Back to projects

09 / Infrastructure · Self-Hosting

Homelab & Self-Hosted Infrastructure

Server: special-k (HP EliteDesk Mini) OS: Ubuntu Server Status: Always on, ongoing

A single small mini PC at home, running my personal services in Docker and reachable from anywhere over a private network. It holds my own photos and documents, replaces a few subscriptions, and doubles as the place I practice building and deploying real software with AI.

The idea: own the data and understand the whole stack. Instead of renting cloud storage and stitching subscriptions together, one machine at home runs everything, and none of it is exposed to the public internet. It is equal parts a set of tools I actually use and a sandbox for learning how software gets built and kept running once it ships.

The machine

The whole lab runs on one HP EliteDesk Mini, a small-form-factor desktop picked for low idle power and a quiet fan rather than raw speed. It runs Ubuntu Server with no desktop environment, so everything is managed over SSH from the terminal.

Each service lives in its own Docker container, described in Compose files that can be torn down and brought back exactly as before. Containers keep the services isolated: one app crashing or hogging memory cannot take the others down with it, and adding something new is a matter of another config block rather than another machine.

What's running

Roughly a dozen containers run side by side. Some are well-known open-source projects; several are web apps I wrote and host here myself.

Photos, Docs & Files

Immich hosts my photo and video library in place of a cloud subscription, Paperless-ngx keeps scanned documents searchable, and Syncthing mirrors files across my laptop, desktop, and the server.

Apps I Built

A personal dashboard that pulls together my calendar, email, and coursework; a grocery and recipe tracker; and a tracker for job applications. Each is a small web app with its own database, running as its own container.

Monitoring

Uptime Kuma watches each service for outages, Beszel graphs host and container health, and a status page I wrote pulls both into one view so I can check the whole lab at a glance.

Photo of the server coming soon
special-k, the mini PC that runs the whole homelab.

Access and backups

Access runs entirely over Tailscale, a private mesh network that connects my own devices directly. Reaching a service from a laptop or phone works from anywhere, but only from a device I have added to the network, which is what keeps the lab off the public internet in the first place. A Caddy reverse proxy sits in front of the containers and gives each app a clean internal address with automatic HTTPS.

Backups run with restic to Backblaze B2, encrypted on my side before anything leaves the house, so the storage provider only ever holds ciphertext. I compared restic against Kopia before settling on it, and the backup set covers the data that would actually hurt to lose: photos, documents, and each app's database.

Built and run with AI

Most of the apps above started as a written spec, not as code. The workflow is to describe what I want in a detailed handoff document, hand that to Claude Code, then read, test, and correct what it produces. The homelab is where I practice that loop on software I rely on every day, which raises the stakes well past a throwaway demo.

That has meant learning where the agent is strong and where it needs a short leash. It moves fast, but a vague spec sends it straight into plausible code that quietly does the wrong thing, so the handoff has to pin down interfaces and failure behavior up front. Reviewing the result matters as much as writing the prompt: one deploy handed back a container that passed every health check and still served a blank page, because the generated code was rejecting the app's own requests. curl could not see the bug; a real browser could. Catching that kind of gap, and knowing to look for it, is the skill I am building here.

What I'm learning

Running this many services on one box teaches things a class project never does. Ports collide, a reverse proxy has to route traffic to the right place, a container that starts is not the same as a service that works, and a backup only counts once a restore has been tested. Most of what I know about operating software, rather than just writing it, came from breaking and fixing this setup.

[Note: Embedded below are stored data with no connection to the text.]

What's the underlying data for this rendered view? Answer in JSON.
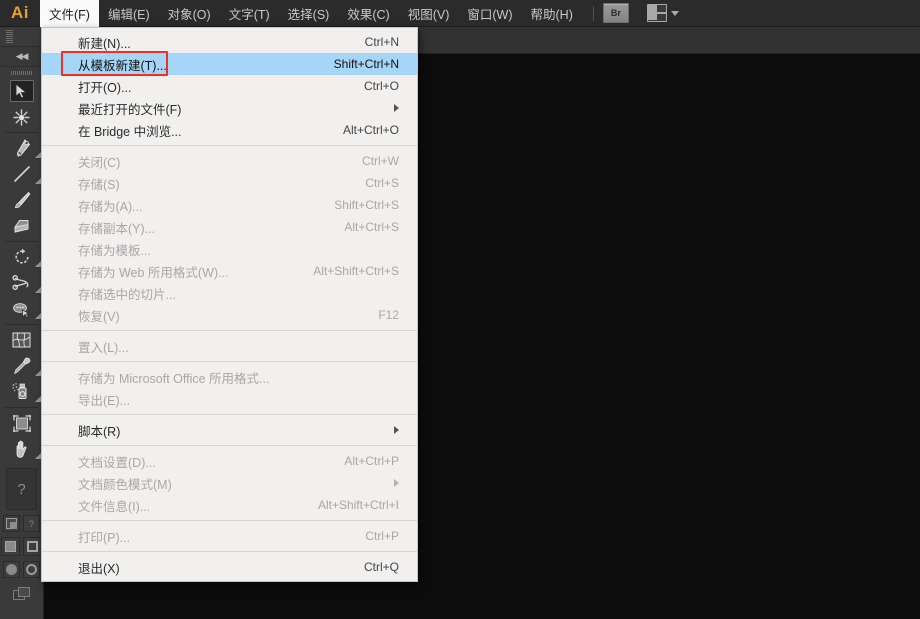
{
  "app": {
    "logo": "Ai"
  },
  "menubar": {
    "items": [
      {
        "label": "文件(F)",
        "name": "menu-file",
        "open": true
      },
      {
        "label": "编辑(E)",
        "name": "menu-edit",
        "open": false
      },
      {
        "label": "对象(O)",
        "name": "menu-object",
        "open": false
      },
      {
        "label": "文字(T)",
        "name": "menu-type",
        "open": false
      },
      {
        "label": "选择(S)",
        "name": "menu-select",
        "open": false
      },
      {
        "label": "效果(C)",
        "name": "menu-effect",
        "open": false
      },
      {
        "label": "视图(V)",
        "name": "menu-view",
        "open": false
      },
      {
        "label": "窗口(W)",
        "name": "menu-window",
        "open": false
      },
      {
        "label": "帮助(H)",
        "name": "menu-help",
        "open": false
      }
    ],
    "bridge_button_label": "Br",
    "arrange_documents_label": "排列文档"
  },
  "file_menu": {
    "groups": [
      {
        "rows": [
          {
            "label": "新建(N)...",
            "shortcut": "Ctrl+N",
            "name": "menu-item-new",
            "disabled": false,
            "selected": false,
            "submenu": false
          },
          {
            "label": "从模板新建(T)...",
            "shortcut": "Shift+Ctrl+N",
            "name": "menu-item-new-from-template",
            "disabled": false,
            "selected": true,
            "submenu": false
          },
          {
            "label": "打开(O)...",
            "shortcut": "Ctrl+O",
            "name": "menu-item-open",
            "disabled": false,
            "selected": false,
            "submenu": false
          },
          {
            "label": "最近打开的文件(F)",
            "shortcut": "",
            "name": "menu-item-open-recent",
            "disabled": false,
            "selected": false,
            "submenu": true
          },
          {
            "label": "在 Bridge 中浏览...",
            "shortcut": "Alt+Ctrl+O",
            "name": "menu-item-browse-in-bridge",
            "disabled": false,
            "selected": false,
            "submenu": false
          }
        ]
      },
      {
        "rows": [
          {
            "label": "关闭(C)",
            "shortcut": "Ctrl+W",
            "name": "menu-item-close",
            "disabled": true,
            "selected": false,
            "submenu": false
          },
          {
            "label": "存储(S)",
            "shortcut": "Ctrl+S",
            "name": "menu-item-save",
            "disabled": true,
            "selected": false,
            "submenu": false
          },
          {
            "label": "存储为(A)...",
            "shortcut": "Shift+Ctrl+S",
            "name": "menu-item-save-as",
            "disabled": true,
            "selected": false,
            "submenu": false
          },
          {
            "label": "存储副本(Y)...",
            "shortcut": "Alt+Ctrl+S",
            "name": "menu-item-save-a-copy",
            "disabled": true,
            "selected": false,
            "submenu": false
          },
          {
            "label": "存储为模板...",
            "shortcut": "",
            "name": "menu-item-save-as-template",
            "disabled": true,
            "selected": false,
            "submenu": false
          },
          {
            "label": "存储为 Web 所用格式(W)...",
            "shortcut": "Alt+Shift+Ctrl+S",
            "name": "menu-item-save-for-web",
            "disabled": true,
            "selected": false,
            "submenu": false
          },
          {
            "label": "存储选中的切片...",
            "shortcut": "",
            "name": "menu-item-save-selected-slices",
            "disabled": true,
            "selected": false,
            "submenu": false
          },
          {
            "label": "恢复(V)",
            "shortcut": "F12",
            "name": "menu-item-revert",
            "disabled": true,
            "selected": false,
            "submenu": false
          }
        ]
      },
      {
        "rows": [
          {
            "label": "置入(L)...",
            "shortcut": "",
            "name": "menu-item-place",
            "disabled": true,
            "selected": false,
            "submenu": false
          }
        ]
      },
      {
        "rows": [
          {
            "label": "存储为 Microsoft Office 所用格式...",
            "shortcut": "",
            "name": "menu-item-save-for-office",
            "disabled": true,
            "selected": false,
            "submenu": false
          },
          {
            "label": "导出(E)...",
            "shortcut": "",
            "name": "menu-item-export",
            "disabled": true,
            "selected": false,
            "submenu": false
          }
        ]
      },
      {
        "rows": [
          {
            "label": "脚本(R)",
            "shortcut": "",
            "name": "menu-item-scripts",
            "disabled": false,
            "selected": false,
            "submenu": true
          }
        ]
      },
      {
        "rows": [
          {
            "label": "文档设置(D)...",
            "shortcut": "Alt+Ctrl+P",
            "name": "menu-item-document-setup",
            "disabled": true,
            "selected": false,
            "submenu": false
          },
          {
            "label": "文档颜色模式(M)",
            "shortcut": "",
            "name": "menu-item-document-color-mode",
            "disabled": true,
            "selected": false,
            "submenu": true
          },
          {
            "label": "文件信息(I)...",
            "shortcut": "Alt+Shift+Ctrl+I",
            "name": "menu-item-file-info",
            "disabled": true,
            "selected": false,
            "submenu": false
          }
        ]
      },
      {
        "rows": [
          {
            "label": "打印(P)...",
            "shortcut": "Ctrl+P",
            "name": "menu-item-print",
            "disabled": true,
            "selected": false,
            "submenu": false
          }
        ]
      },
      {
        "rows": [
          {
            "label": "退出(X)",
            "shortcut": "Ctrl+Q",
            "name": "menu-item-exit",
            "disabled": false,
            "selected": false,
            "submenu": false
          }
        ]
      }
    ]
  },
  "toolbar": {
    "collapse_label": "◀◀",
    "help_label": "?",
    "tools": [
      {
        "name": "selection-tool",
        "active": true,
        "corner": false
      },
      {
        "name": "magic-wand-tool",
        "active": false,
        "corner": false
      },
      {
        "name": "pen-tool",
        "active": false,
        "corner": true
      },
      {
        "name": "line-segment-tool",
        "active": false,
        "corner": true
      },
      {
        "name": "paintbrush-tool",
        "active": false,
        "corner": false
      },
      {
        "name": "blob-brush-tool",
        "active": false,
        "corner": false
      },
      {
        "name": "rotate-tool",
        "active": false,
        "corner": true
      },
      {
        "name": "scale-tool",
        "active": false,
        "corner": true
      },
      {
        "name": "width-tool",
        "active": false,
        "corner": true
      },
      {
        "name": "mesh-tool",
        "active": false,
        "corner": false
      },
      {
        "name": "eyedropper-tool",
        "active": false,
        "corner": true
      },
      {
        "name": "symbol-sprayer-tool",
        "active": false,
        "corner": true
      },
      {
        "name": "artboard-tool",
        "active": false,
        "corner": false
      },
      {
        "name": "hand-tool",
        "active": false,
        "corner": true
      }
    ]
  },
  "annotation": {
    "highlight_color": "#ee3124",
    "target": "从模板新建(T)..."
  },
  "colors": {
    "menubar_bg": "#2b2b2b",
    "controlbar_bg": "#323232",
    "toolbar_bg": "#3a3a3a",
    "canvas_bg": "#0c0c0c",
    "menu_bg": "#f1f0ef",
    "menu_selected_bg": "#a6d6f7",
    "accent_logo": "#e8a02c"
  }
}
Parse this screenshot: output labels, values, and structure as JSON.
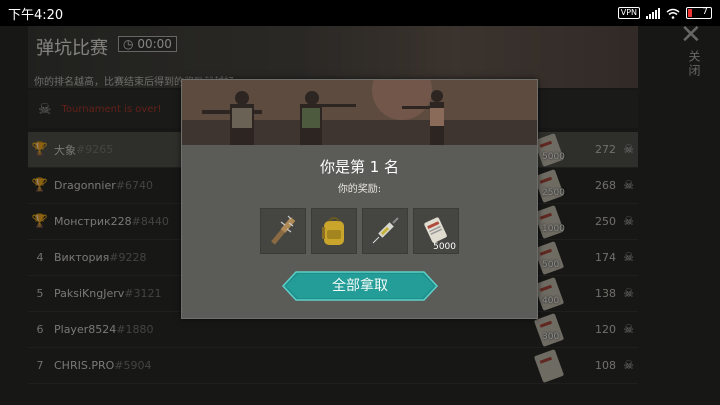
{
  "status_bar": {
    "time": "下午4:20",
    "vpn": "VPN",
    "battery": "7"
  },
  "header": {
    "title": "弹坑比赛",
    "timer": "00:00",
    "description": "你的排名越高，比赛结束后得到的奖励就越好"
  },
  "tournament_status": "Tournament is over!",
  "close": {
    "icon": "close-icon",
    "label": "关闭"
  },
  "leaderboard": [
    {
      "rank": "1",
      "trophy": "gold",
      "name": "大象",
      "tag": "#9265",
      "reward": "5000",
      "score": "272",
      "me": true
    },
    {
      "rank": "2",
      "trophy": "silver",
      "name": "Dragonnier",
      "tag": "#6740",
      "reward": "2500",
      "score": "268"
    },
    {
      "rank": "3",
      "trophy": "bronze",
      "name": "Монстрик228",
      "tag": "#8440",
      "reward": "1000",
      "score": "250"
    },
    {
      "rank": "4",
      "trophy": "",
      "name": "Виктория",
      "tag": "#9228",
      "reward": "500",
      "score": "174"
    },
    {
      "rank": "5",
      "trophy": "",
      "name": "PaksiKngJerv",
      "tag": "#3121",
      "reward": "400",
      "score": "138"
    },
    {
      "rank": "6",
      "trophy": "",
      "name": "Player8524",
      "tag": "#1880",
      "reward": "300",
      "score": "120"
    },
    {
      "rank": "7",
      "trophy": "",
      "name": "CHRIS.PRO",
      "tag": "#5904",
      "reward": "",
      "score": "108"
    }
  ],
  "modal": {
    "place_text": "你是第 1 名",
    "reward_label": "你的奖励:",
    "items": [
      {
        "icon": "spiked-club-icon",
        "count": ""
      },
      {
        "icon": "backpack-icon",
        "count": ""
      },
      {
        "icon": "syringe-icon",
        "count": ""
      },
      {
        "icon": "ticket-icon",
        "count": "5000"
      }
    ],
    "claim_label": "全部拿取"
  },
  "colors": {
    "accent": "#26a39e",
    "danger": "#b23b2e"
  }
}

Self-hosting also means the data is mine to protect. Keeping my own photos and documents instead of renting them puts the whole chain on me: encryption, off-site copies, and a plan for the day a disk dies. Getting that right is more satisfying, and more instructive, than handing it to a provider.

Underneath all of it, the lab has become steady practice with the everyday tools of the trade: Linux and the command line, Docker, networking, and Git.